Abgesehen von ein paar Publikumslieblingen wie beispielsweise Frida Kahlo und Fernando Botero, die aber oftmals Stereotype von Lateinamerika als farbenfrohem, surrealem, folkloristischem Kontinent bedienen, ist die Kunst Lateinamerikas in Deutschland dem Publikum eher selten in einer Art präsentiert worden, die die Heterogenität dieses Kulturraums, die Gleichzeitigkeit des Ungleichzeitigen, die künstlerische Eigenständigkeit und ästhetische Innovationskraft dieser Region anschaulich werden lässt.

Neben der offiziellen oder zumindest weitgehend konsensualen Geschichte, die hierzulande häufig eurozentrisch ist und dem westlich konditionierten Blick Vorrang einräumt, gibt es ungezählte unerzählte Geschichten. Eine davon hör- und sichtbar zu machen, ist nun das MMK in Kooperation mit dem Museo de Arte Moderno de Buenos Aires (MAMBA) angetreten: In angemessener Bescheidenheit ist es keine „kleine Weltgeschichte“ geworden, aber immerhin „Eine Geschichte von zwei Welten“.

Die Perspektive, aus der eine Geschichte erzählt wird, ist dabei entscheidend. Daher ist es keine Nebensächlichkeit, zu erwähnen, dass bei der Konzipierung der Schau im Sinne eines „critical curating“ ein gemeinsames Kuratorenteam aus Frankfurt und aus Buenos Aires – bestehend aus Klaus Görner (MMK-Kurator), Victoria Noorthoorn und Javier Villa (Direktorin und Senior-Kurator des MAMBA) – für gekreuzte Blickachsen sorgte.

Mit dem Stichel traktiert

Die Idee, die der Ausstellung zugrundeliegt, ist es, Berührungspunkte, Überschneidungen, Trennungslinien, Widersprüche, Parallelen, Koinzidenzen, Verquickungen und Analogien zweier ästhetischer Traditionen zu erkunden, deren soziopolitische Kontexte sich unterscheiden. Der Leitbegriff des Ausstellungskonzepts lautet „Dialog“. Und dieser wechselseitige Austausch wird in all seinen Facetten gezeigt.

Wie es sich für eine gute Geschichte gehört, beginnt die Erzählung mit einem Einstieg, der Fragen aufwirft und von dem aus Stränge entwickelt werden können.

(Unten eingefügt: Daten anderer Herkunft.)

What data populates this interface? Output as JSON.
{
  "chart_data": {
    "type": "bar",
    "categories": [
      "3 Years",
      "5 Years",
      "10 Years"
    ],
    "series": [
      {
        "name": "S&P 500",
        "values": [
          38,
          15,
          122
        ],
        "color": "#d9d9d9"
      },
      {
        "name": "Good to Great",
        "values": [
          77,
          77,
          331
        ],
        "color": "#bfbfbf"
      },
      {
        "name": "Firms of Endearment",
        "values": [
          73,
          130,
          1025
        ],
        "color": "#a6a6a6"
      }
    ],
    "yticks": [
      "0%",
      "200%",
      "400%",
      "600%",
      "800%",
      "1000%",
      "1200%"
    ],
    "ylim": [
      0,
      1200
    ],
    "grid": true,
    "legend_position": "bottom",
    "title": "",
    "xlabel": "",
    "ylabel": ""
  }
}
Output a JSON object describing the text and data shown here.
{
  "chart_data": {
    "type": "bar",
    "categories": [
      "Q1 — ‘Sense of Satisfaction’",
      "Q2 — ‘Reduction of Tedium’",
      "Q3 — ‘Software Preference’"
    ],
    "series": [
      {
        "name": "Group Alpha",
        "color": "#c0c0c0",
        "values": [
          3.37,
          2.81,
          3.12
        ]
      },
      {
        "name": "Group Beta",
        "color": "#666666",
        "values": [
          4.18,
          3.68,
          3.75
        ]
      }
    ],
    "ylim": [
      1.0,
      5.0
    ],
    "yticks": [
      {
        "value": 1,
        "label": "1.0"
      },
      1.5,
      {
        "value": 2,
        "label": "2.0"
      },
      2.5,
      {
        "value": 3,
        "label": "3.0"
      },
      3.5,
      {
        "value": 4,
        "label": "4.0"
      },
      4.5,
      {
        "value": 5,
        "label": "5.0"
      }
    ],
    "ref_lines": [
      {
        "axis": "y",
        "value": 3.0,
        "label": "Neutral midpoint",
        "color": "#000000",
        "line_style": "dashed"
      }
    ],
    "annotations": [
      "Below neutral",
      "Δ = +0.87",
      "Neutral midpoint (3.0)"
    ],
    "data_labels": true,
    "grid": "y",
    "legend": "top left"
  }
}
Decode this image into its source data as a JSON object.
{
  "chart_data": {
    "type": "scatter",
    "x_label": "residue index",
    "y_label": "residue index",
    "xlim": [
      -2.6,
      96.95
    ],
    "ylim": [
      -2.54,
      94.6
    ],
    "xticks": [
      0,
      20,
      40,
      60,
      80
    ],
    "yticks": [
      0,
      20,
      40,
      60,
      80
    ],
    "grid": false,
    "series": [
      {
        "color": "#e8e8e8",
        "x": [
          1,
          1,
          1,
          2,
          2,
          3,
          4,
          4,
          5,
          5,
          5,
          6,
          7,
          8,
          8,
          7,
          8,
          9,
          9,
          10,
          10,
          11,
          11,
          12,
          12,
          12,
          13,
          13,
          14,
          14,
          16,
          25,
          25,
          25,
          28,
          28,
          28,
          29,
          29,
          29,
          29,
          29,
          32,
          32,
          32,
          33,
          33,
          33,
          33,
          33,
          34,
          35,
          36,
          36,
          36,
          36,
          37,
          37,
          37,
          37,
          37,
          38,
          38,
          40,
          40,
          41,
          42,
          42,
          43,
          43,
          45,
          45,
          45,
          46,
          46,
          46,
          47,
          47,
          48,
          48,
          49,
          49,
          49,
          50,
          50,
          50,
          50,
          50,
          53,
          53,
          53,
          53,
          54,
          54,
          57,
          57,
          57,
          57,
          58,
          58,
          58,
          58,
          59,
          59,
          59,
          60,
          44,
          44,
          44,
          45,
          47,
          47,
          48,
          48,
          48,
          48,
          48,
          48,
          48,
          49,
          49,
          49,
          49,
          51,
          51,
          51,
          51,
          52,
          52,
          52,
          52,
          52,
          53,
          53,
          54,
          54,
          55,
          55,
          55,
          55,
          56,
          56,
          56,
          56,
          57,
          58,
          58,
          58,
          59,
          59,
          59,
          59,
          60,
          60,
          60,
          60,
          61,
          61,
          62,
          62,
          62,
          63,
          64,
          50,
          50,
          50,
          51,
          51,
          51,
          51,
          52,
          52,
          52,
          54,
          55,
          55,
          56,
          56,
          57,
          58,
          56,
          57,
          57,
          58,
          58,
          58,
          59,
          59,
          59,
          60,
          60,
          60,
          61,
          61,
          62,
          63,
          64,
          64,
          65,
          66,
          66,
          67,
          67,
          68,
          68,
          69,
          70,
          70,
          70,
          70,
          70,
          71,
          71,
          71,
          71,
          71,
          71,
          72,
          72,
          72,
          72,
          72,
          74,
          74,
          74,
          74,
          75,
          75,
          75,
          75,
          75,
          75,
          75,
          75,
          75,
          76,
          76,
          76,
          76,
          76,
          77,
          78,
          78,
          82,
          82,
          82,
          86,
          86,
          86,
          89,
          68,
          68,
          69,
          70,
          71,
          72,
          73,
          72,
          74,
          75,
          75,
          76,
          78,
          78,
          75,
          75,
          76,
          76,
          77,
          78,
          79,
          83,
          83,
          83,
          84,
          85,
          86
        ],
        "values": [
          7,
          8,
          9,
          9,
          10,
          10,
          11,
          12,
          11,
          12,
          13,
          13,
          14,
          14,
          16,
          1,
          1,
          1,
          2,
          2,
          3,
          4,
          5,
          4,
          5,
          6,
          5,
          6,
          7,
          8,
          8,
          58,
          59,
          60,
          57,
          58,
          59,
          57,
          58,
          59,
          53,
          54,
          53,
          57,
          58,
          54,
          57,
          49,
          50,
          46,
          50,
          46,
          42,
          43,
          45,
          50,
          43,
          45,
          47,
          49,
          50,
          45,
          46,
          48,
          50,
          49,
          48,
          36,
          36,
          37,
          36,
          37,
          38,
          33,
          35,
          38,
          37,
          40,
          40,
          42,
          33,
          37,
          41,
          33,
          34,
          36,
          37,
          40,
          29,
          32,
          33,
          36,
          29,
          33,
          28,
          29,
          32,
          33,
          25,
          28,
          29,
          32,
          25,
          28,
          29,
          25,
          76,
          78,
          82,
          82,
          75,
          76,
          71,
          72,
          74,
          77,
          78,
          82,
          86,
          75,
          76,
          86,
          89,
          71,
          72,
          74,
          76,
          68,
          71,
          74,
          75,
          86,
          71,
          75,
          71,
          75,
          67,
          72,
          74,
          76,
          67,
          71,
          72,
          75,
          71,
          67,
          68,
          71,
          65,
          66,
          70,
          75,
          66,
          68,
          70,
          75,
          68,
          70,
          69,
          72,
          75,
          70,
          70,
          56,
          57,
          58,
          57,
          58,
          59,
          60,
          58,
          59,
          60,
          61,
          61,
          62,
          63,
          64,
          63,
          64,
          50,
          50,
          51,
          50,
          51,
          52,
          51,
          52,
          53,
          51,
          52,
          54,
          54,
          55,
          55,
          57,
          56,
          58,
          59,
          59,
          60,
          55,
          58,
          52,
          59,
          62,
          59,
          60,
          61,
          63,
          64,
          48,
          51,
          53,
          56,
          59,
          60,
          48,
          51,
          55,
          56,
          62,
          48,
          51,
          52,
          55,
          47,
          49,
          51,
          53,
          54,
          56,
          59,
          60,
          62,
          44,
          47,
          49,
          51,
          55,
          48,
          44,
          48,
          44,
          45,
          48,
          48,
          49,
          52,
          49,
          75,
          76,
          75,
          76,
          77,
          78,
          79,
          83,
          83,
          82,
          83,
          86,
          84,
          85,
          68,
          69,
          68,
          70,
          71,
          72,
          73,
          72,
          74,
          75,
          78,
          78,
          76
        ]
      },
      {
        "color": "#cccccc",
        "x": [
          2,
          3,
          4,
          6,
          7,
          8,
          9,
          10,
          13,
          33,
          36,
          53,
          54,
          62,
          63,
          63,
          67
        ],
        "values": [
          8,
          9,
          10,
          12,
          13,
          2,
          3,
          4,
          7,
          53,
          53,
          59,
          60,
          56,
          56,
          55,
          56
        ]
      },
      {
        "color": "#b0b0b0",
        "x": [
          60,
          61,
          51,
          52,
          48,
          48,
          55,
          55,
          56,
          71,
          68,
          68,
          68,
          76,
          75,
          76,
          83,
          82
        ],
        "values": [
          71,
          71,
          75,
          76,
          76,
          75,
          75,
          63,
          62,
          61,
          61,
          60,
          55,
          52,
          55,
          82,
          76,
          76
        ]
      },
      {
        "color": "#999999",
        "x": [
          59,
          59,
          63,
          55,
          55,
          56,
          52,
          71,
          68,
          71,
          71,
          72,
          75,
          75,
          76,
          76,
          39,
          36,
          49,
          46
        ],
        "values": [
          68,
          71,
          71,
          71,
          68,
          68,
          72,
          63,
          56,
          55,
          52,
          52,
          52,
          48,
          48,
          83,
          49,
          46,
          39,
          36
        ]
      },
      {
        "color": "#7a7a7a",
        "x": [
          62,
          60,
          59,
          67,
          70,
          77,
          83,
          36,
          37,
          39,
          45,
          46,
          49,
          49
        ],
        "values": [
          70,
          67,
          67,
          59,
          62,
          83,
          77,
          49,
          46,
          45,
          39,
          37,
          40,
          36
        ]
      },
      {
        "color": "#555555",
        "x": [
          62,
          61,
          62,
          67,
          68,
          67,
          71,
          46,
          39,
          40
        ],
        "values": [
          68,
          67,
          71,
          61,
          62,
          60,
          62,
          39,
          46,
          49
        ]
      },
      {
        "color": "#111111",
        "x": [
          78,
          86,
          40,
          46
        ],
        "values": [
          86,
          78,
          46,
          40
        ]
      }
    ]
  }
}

Als Auftakt findet der Besucher auf dem Boden des trapezförmigen Herzraums des Museums eine massive Bronzekugel mit aufgerissener Oberfläche; an der einen Wand wird sie flankiert von einer monochrom pinkfarbenen Leinwand, die mit einem Stichel traktiert wurde; an der gegenüberliegenden Wand scheint das traditionelle Bildformat bereits explodiert zu sein. Rote „Puzzleteile“ sind auf der Wand versprengt angeordnet.

Alle drei Arbeiten aus den 1960er Jahren stammen von Lucio Fontana, der für die nachfolgende Entwicklung, insbesondere aber für den Diskurs zur Wesensbestimmung von Bild und Raum wegweisend werden sollte. Fontana war ein Wanderer zwischen den Welten, genauer zwischen Argentinien und Italien. Er gilt den Ausstellungsmachern als Schlüsselfigur der Beziehungsgeschichte zwischen den künstlerischen Entwicklungen dies- und jenseits des Atlantiks. „Fontana steht emblematisch für die transzendente Bedeutung von Ideen, die von Künstlerinnen und Künstlern aus Lateinamerika über ihre territorialen Grenzen hinweg ein- und ausgeführt wurden“, heißt es im Ausstellungskatalog.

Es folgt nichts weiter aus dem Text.